Once in awhile I allow myself an off-cinema spin here. This is a spin followed by a triple sow cow double toe loop triple axel death spiral! I have no idea if those things go together. I've just been watching too much Olympic figure skating. But never fear, I do have a few movie-referencey things to say. So let's talk figure skating, evil costumes and showmanship or: why Johnny Weir is king or at least princess of the sport... Royal Highness is what I'm saying.
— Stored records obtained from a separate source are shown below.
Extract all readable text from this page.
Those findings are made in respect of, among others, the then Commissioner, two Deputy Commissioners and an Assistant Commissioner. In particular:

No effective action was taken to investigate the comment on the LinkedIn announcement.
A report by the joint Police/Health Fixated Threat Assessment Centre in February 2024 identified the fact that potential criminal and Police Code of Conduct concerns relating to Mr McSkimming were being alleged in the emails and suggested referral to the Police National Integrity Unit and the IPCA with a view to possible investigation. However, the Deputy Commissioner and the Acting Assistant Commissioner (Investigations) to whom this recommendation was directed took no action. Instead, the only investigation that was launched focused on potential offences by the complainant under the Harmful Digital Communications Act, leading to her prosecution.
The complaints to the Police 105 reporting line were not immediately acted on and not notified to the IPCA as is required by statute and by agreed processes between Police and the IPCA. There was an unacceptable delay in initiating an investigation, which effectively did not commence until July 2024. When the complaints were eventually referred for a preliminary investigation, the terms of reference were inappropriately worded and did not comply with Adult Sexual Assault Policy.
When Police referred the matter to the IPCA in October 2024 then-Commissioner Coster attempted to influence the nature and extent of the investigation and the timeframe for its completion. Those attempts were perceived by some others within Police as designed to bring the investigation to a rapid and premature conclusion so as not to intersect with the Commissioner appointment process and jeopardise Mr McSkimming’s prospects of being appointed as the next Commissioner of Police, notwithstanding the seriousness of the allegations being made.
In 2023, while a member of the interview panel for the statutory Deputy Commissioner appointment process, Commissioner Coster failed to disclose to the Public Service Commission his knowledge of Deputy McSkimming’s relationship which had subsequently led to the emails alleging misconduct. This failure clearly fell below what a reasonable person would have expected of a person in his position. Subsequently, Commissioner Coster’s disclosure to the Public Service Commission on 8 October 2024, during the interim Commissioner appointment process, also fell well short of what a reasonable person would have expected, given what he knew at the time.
If you watched the men's short program last night, you have to read Joe & AB Chao's hilarious live blog. But, if you didn't, some costume gazing:


From left to right we have Japan's Noburani Oda (#4), Russia's Evgeni Plushenko (#1), Switzerland's Stephane Lambiel (#5), Japan's Daisuke Takahahsi (#3), and Canada's Patrick Chan (#7). You are not actually required to wear black to compete but apparently you can't make it to medal contention without it. It makes your lines on the ice cleaner or something... very photogenic. Black and white movies still look sensational for a reason, you know.

These costumes are so modern superhero. I feel its time to share my theory that the unacknowledged patron saint of male figure skating is actually a Canadian. I'm talking about Jean-Paul Beaubier aka Alpha Flight's elf/mutant Northstar. He was even a star athlete before superhero-ing (albeit a skier instead of a skater). Basically if you're going to compete at the highest level of skating you have to work a certain costume equation and I think it's something like


The Cabinet of Dr. Caligari + Northstar x Edward Scissorhands ÷ The Dark Crystal (the latter because you have to harness some mythical sparkly powers. Little known fact: that missing shard that caused the Skeksis so much trouble has been crushed and reconfigured in mosaic form on thousands of show costumes since 1982!).

The braver figure skaters will use the Bluefly accessories wall thoughtfully allow other inspirational elements into their costume mix including but not limited to scraps and patterns pulled from the wardrobes of bullfighters, Liza Minnelli, 70s sci-fi movies and Janet Jackson's Rhthym Nation. I woulda said Lady Gaga but that'll take awhile to filter down into Olympic sportswear.

But back to Northstar. He's a tasty hunk o' mutant but he'll never be transferred to the movies like the other X-Men because he's gay. Which brings me to the unruly hilarious prince(ss) of figure skating, USA's Johnny Weir (a lowly #6 but the score should have been way higher) and his arch-nemesis, Evan Lysacek (#2). Basically Johnny is giving everyone who worries about figure skating being too femme the hot pink middle finger. With a corset no less. So funny.


Mysteriously, humorless Lysacek gets a big name designer (Vera Wang) for his duds. He provides the perma-scowl, bronzer and self-regard. She imagines him as the Dark Sith Lord of skating... with feathers!

It's continually clear that the greater sports world and the mainstream channels which televise their competitions still aren't comfortable with gay athletes (I realize that Weir doesn't directly address this but whatever). But it's particularly galling in the figure skating world which is totally a 'lady who doth protest too much', if you know what I'm saying. So Evan ("Hetero... Thank God!" you can practically hear the talking heads whispering) is showered with unconditional compliments while Weir generally gets droplets of praise in a backhanded sort of way. So bless Weir for continually sticking it to them with panache, diva disregard for their delicate (read: homophobic) feelings, and good humor... plus hot pink tassels, hip swivels and air kisses. I'm not a fan of his fur-wearing antics but with divas, there's always a whole package. You can't take the parts separately. It's love them or hate them. I love him. Or should I say Я люблю его



I hope you've been watching the Sundance Channel's Johnny Be Good reality show. Weir is just what the Olympics need: curveball entertainment. You have to have some performers who aren't easily shoehorned into those soft focus 'triumph of the human spirit' puff pieces, you know? Man cannot live on one (formulaic) flavor alone.

Have you been watching the Olympics and will you be watching the men's skating finale tomorrow (READ: TONIGHT)? Speak up.